Pour le Think Tank Génération libre c’est surtout injuste. Car nous sommes « exclus de la chaine de valeur de l’économie numérique et prisonnière du ciblage publicitaire […] c’est un pillage en règle de nos données, c’est-à-dire de nous-mêmes » (Mes data sont à moi. Pour une patrimonialité des données personnelles, janvier 2018). Il propose alors de donner aux individus un droit de propriété sur leurs données personnelles, ce qui leur permettrait de choisir, s’ils le souhaitent, de vendre leurs données aux plateformes et entreprises qui les collectent, ou de payer pour conserver leurs données privées. Mais pour l’instant la Cnil (Commission Nationale de l’Informatique et des Libertés) n’approuve pas cette idée. Car, d’une part, la donnée à l’échelle individuelle n’a que très peu de valeur, et d’autre part, un individu seul n’aurait que très peu de marge de manœuvre pour négocier face aux géants du Net.

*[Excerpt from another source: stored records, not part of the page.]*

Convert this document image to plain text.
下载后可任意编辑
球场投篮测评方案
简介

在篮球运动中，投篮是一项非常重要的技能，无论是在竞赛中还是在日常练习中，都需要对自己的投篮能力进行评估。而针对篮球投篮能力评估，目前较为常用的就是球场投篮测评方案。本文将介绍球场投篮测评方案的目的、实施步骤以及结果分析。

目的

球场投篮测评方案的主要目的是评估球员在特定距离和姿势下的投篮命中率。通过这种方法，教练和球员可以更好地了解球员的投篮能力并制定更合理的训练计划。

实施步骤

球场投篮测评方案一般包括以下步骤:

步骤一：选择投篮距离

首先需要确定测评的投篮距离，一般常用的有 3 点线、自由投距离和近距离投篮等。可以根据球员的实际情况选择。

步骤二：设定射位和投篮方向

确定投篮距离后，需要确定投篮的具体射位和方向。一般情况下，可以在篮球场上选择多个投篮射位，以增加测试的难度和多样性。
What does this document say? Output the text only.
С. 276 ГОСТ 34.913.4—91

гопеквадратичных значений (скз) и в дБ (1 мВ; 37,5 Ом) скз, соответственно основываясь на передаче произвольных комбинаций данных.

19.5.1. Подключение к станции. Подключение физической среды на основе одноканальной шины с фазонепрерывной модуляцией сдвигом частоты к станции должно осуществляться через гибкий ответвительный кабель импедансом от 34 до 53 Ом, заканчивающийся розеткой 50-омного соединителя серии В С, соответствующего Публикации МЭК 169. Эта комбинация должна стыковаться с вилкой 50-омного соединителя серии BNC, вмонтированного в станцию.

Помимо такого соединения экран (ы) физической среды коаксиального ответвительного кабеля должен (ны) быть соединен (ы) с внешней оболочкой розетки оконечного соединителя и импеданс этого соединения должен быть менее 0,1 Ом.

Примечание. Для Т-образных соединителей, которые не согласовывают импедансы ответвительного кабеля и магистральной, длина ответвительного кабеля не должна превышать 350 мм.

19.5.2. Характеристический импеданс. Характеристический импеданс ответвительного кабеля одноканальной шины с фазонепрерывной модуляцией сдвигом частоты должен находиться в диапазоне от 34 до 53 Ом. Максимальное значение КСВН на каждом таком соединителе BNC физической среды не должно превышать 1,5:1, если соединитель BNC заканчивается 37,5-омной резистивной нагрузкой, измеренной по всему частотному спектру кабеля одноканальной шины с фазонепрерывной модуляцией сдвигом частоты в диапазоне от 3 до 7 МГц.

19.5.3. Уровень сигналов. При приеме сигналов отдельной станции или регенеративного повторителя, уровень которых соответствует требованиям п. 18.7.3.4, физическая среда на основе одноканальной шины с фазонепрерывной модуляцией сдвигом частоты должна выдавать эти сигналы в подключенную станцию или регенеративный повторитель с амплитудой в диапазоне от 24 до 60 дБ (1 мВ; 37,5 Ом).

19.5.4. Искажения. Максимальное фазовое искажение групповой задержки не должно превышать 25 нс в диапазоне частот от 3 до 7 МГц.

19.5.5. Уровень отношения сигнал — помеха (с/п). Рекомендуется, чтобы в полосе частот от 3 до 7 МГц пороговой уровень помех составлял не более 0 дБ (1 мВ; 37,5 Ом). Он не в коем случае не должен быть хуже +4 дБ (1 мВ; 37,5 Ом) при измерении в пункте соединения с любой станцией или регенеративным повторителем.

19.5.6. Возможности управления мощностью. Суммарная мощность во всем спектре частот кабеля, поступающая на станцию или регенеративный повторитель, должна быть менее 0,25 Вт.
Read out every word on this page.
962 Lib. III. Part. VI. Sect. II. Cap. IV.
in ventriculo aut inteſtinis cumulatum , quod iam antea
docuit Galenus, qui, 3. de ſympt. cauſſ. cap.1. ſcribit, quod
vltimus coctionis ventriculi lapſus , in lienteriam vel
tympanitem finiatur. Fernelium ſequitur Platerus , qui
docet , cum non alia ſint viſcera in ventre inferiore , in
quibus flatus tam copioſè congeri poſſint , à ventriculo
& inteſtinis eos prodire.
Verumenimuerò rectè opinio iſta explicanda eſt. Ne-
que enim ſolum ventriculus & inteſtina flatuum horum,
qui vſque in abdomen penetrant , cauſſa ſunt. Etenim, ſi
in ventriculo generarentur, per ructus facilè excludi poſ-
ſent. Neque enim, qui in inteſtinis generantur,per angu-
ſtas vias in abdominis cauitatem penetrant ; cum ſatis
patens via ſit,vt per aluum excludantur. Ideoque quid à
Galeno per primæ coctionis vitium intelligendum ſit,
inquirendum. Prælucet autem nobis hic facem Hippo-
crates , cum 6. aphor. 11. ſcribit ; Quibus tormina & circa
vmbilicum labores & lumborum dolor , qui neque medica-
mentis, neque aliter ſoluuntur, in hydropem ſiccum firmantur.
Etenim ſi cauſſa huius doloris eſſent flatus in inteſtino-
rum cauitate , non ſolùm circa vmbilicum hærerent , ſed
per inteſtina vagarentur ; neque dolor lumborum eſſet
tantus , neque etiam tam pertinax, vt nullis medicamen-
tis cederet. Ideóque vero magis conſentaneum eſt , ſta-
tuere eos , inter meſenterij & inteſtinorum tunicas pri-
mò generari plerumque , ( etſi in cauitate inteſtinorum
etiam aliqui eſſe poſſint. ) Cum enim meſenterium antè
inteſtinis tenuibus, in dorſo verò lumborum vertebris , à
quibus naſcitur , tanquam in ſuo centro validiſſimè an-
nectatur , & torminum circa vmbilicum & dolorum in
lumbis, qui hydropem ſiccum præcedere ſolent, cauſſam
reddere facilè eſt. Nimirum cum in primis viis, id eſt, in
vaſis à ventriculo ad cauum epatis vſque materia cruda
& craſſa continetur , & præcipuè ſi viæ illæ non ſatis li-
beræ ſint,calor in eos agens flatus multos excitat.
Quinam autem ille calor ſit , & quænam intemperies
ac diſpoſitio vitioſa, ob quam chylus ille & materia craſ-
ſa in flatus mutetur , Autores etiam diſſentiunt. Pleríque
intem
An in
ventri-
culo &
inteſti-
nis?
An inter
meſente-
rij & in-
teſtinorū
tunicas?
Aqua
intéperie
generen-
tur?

Des alternatives au big data ont déjà émergé

Il ne sera peut-être un jour plus nécessaire de s’inquiéter du respect de nos vies privées. Car il existe de plus en plus d’alternatives technologiques efficaces pour entrainer des algorithmes avec peu de données ou sans avoir besoin de collecter les nôtres. Par exemple, la start up Snips créée par Rand Hindi, a développé une plateforme vocale pour doter les appareils d’assistants vocaux, à l’aide de la génération de données. C’est-à-dire en créant des fausses données pour éduquer des algorithmes de reconnaissance du langage naturel. Grâce à une technologie de simulation d’informations développée par la start up, il n’est alors plus nécessaire de collecter des données sur les utilisateurs. En quelques heures elle obtient autant de données que Facebook en aurait collecté en 6 mois. « Pendant des années les GAFA nous ont fait croire qu’ils étaient les seuls à pouvoir faire fonctionner l’intelligence artificielle, grâce à leurs données. Or avec cette nouvelle technologie, aujourd’hui, ils n’ont aucun avantage sur les entreprises qui n’en collectent pas ou pas autant qu’eux ».

C’est le constat aussi de Maryne Cotty Eslous, fondatrice de Lucine, une solution de thérapie numérique pour les patients atteints de douleurs chroniques. La force de l’application ne tient pas à ses algorithmes, mais aux jeux de données collectés, qui grâce à leur niveau de détail et leur spécificité, permet à l’intelligence artificielle qui la sous-tend d’apprendre et de s’entrainer. Ce niveau de détail ne nécessite donc pas de collecter des « big data », mais uniquement celles qui sont ciblées. « En plus de collecter beaucoup moins de données que les GAFA, nous obtenons des services de reconnaissance faciale et vocale bien plus performants que les leurs ».  (Podcast Voyage en terres d’intelligence artificielle, sur Regards Connectés, par Thomas Gouritin, 03/09/2018).